Monday, April 2, 2018
"Life Awaits?" LIFE AWAITS????
Rage....rising.....
Seriously, stop showing me this crap on tv, please. The LAST thing I really need in my life right now is ads featuring grinning, already-have-pretty-much-everything millenials checking out the benefits of a g-d d--ned "Liferoom." You know, it's just a thing to park between your million-dollar McMansion and the pool- or perhaps to enhance your view of the f--ng marina.
I hate absolutely everybody right now.
Sunday, April 1, 2018
Just for fun: Space Sticks and 70s weight loss gimmicks!
1. The special effects at the beginning of this ad are AMAZING! It's like they have a camera on the moon! How did they do that??
2. They don't tell you in the ad, but the only way to really wash these things down was with a cold glass of Tang. Tang and Space Sticks for lunch= you're an astronaut, ready to build that colony on the moon before the 1980s are over!

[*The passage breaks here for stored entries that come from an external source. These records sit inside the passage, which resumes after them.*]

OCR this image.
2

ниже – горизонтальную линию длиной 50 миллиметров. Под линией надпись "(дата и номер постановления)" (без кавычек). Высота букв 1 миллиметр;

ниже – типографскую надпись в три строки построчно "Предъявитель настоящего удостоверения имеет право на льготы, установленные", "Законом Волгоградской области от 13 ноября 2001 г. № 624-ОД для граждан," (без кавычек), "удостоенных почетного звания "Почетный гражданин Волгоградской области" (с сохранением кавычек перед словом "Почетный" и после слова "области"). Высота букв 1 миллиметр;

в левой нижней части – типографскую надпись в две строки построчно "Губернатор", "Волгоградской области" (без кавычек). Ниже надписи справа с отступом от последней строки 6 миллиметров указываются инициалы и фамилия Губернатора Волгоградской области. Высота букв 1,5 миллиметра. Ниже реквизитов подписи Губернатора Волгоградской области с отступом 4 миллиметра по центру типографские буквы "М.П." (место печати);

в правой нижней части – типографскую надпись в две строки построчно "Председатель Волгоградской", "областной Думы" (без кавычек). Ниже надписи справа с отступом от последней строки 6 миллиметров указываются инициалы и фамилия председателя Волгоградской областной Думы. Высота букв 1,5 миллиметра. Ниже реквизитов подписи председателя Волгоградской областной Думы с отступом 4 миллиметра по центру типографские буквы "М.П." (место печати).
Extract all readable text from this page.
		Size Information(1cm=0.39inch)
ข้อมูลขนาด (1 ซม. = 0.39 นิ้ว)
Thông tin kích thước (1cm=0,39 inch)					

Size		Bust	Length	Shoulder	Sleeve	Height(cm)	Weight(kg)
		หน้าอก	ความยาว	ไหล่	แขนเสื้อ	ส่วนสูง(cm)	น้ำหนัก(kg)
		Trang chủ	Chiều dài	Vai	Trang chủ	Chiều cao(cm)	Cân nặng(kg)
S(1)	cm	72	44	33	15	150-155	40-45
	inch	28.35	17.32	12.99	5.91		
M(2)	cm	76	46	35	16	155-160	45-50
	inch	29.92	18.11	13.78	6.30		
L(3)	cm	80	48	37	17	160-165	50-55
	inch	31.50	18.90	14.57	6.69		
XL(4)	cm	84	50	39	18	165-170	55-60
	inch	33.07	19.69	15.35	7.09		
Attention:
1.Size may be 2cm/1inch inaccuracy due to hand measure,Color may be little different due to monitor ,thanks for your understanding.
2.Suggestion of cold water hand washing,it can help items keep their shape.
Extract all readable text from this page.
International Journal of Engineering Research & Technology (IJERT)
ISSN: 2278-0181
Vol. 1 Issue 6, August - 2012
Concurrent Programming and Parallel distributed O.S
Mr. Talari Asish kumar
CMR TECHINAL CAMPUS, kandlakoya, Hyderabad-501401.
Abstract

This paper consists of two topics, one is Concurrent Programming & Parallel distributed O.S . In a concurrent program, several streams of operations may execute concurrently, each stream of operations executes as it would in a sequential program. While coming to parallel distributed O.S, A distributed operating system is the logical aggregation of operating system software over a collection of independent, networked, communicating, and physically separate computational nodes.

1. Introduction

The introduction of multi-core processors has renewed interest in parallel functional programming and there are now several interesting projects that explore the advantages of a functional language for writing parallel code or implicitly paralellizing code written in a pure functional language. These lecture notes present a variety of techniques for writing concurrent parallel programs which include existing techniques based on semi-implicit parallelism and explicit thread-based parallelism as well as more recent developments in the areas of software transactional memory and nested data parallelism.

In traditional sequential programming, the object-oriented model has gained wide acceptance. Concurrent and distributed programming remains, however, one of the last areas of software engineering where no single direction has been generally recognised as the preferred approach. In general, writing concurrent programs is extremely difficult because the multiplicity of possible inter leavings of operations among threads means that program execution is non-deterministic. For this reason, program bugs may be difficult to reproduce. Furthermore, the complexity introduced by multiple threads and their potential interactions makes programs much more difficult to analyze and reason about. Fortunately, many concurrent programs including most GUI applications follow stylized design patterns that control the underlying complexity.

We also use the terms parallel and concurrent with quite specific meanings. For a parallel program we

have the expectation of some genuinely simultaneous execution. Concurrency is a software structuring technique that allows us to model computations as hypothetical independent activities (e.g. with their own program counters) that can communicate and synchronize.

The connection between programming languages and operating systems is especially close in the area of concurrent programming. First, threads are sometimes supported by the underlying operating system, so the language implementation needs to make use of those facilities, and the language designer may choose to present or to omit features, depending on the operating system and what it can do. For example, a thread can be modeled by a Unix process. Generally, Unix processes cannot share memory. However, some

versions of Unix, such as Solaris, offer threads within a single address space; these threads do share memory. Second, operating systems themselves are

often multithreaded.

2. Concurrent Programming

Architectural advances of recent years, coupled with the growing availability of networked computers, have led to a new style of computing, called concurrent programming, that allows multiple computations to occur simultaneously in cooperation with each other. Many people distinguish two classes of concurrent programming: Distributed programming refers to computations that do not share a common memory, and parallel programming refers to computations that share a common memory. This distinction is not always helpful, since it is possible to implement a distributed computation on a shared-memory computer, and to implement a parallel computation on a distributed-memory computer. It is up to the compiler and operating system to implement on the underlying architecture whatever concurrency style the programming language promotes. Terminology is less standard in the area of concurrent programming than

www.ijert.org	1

And here's mom's version of Space Sticks. Except that my mom bought them for ME because they were something I would actually eat if she packed them for my school lunch (sandwiches got traded away- I could never eat packed sandwiches when I was a kid for some reason.) I'm not sure why eating them constituted "revenge" against cheesecake and other sweets, but whatever- remember, revenge is an edible plastic wafer best served cold! You go girl! Sister Power!
(BTW, this woman must be in her late-sixties by now. I wonder if she ever gave up the fake food and learned to keep her weight down through diet and exercise, or switched to that other "proven weight control device" popular in the 1970s, cigarettes?)